Wednesday, February 13, 2008
Leave. Julian. Alone!
If I had a video camera I would totally pull a Chris Crocker for Julian Schnabel. In his recent and amazing piece in The Brooklyn Rail, John Yau summed up pretty much everything I've ever thought about Julian Schnabel's painting (Not good. Not now. Not then.). And yet, I must say . . . Leave Julian alone.

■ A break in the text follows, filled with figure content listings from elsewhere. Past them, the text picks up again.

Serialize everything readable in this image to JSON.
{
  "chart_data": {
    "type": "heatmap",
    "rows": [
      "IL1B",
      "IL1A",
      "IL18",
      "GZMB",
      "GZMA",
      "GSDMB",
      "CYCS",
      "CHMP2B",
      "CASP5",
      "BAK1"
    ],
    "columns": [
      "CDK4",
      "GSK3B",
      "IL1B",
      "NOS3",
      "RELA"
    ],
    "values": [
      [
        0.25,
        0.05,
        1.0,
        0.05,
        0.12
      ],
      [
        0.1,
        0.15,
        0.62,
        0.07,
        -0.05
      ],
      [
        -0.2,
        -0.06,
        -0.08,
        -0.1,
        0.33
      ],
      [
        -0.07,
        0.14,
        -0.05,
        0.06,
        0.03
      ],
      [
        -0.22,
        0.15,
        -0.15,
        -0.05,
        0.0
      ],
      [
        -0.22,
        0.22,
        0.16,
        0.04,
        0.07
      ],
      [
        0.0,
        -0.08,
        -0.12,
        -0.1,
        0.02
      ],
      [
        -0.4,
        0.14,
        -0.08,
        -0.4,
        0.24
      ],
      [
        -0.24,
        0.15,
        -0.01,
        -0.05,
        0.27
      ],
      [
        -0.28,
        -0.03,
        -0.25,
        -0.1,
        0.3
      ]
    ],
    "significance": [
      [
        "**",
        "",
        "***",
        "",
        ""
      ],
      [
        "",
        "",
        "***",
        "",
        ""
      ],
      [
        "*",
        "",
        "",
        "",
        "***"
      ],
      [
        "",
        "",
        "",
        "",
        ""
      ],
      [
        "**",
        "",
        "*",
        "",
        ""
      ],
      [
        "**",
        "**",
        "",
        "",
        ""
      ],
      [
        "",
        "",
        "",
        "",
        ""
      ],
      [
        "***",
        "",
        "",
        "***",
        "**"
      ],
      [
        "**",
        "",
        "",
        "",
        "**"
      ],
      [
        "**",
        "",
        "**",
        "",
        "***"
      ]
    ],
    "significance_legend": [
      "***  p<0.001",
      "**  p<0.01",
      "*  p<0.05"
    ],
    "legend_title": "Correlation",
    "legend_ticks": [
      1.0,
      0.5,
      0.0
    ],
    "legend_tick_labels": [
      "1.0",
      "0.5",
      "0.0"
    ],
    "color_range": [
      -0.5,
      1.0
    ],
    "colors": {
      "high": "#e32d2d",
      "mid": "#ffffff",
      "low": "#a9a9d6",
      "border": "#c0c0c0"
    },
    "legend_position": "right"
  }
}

Don't get me wrong. I think that Schnabel's paintings are, for the most part, shit. But I think he should keep making them. Leave the boy alone to do what he must do. Let him continue to give painters heart attacks when they see his work. Let him chase away the appetite of unsuspecting diners at Wallse. Let him play mayor of the far West Village. Give him his pajamas, his beautiful wife, his DPC-ready children. Encourage his Big Pink endeavors (Which I do love, by the way.). I don't care. Just leave the man alone with whatever damn ancillary activities he needs to rock if they lead him to create such gloriously great films as Basquiat, Before Night Falls, and he Diving Bell and the Butterfly. Seriously. Leave him alone. Use his illusion. Keep the balance right.
Subscribe to:
Post Comments (Atom)
5 comments:
Damn your good...
a long while ago (maybe 7-10 yrs ago) a friend and I checked out a Schnabel show at the old Mary Boone on B'way.
They were *huge* paintings (think it was the series before his "renaissance" style figure paintings, also a series I thought was great). The paintings were large "abstract" paintings.
My friend said to me something like "I don't think they're very good. they just a jumble of brush strokes."
"Yeah, if you brush is two feet wide and the strokes are 10 feet long."
My friend then "got" the paintings.
Ha ha, Brent: did you know that you and Julian Schnabel's daughter share the same hairdresser?
Love,
Sheri
No. Fucking. Way. I'm gonna have to talk to him about that. Too much.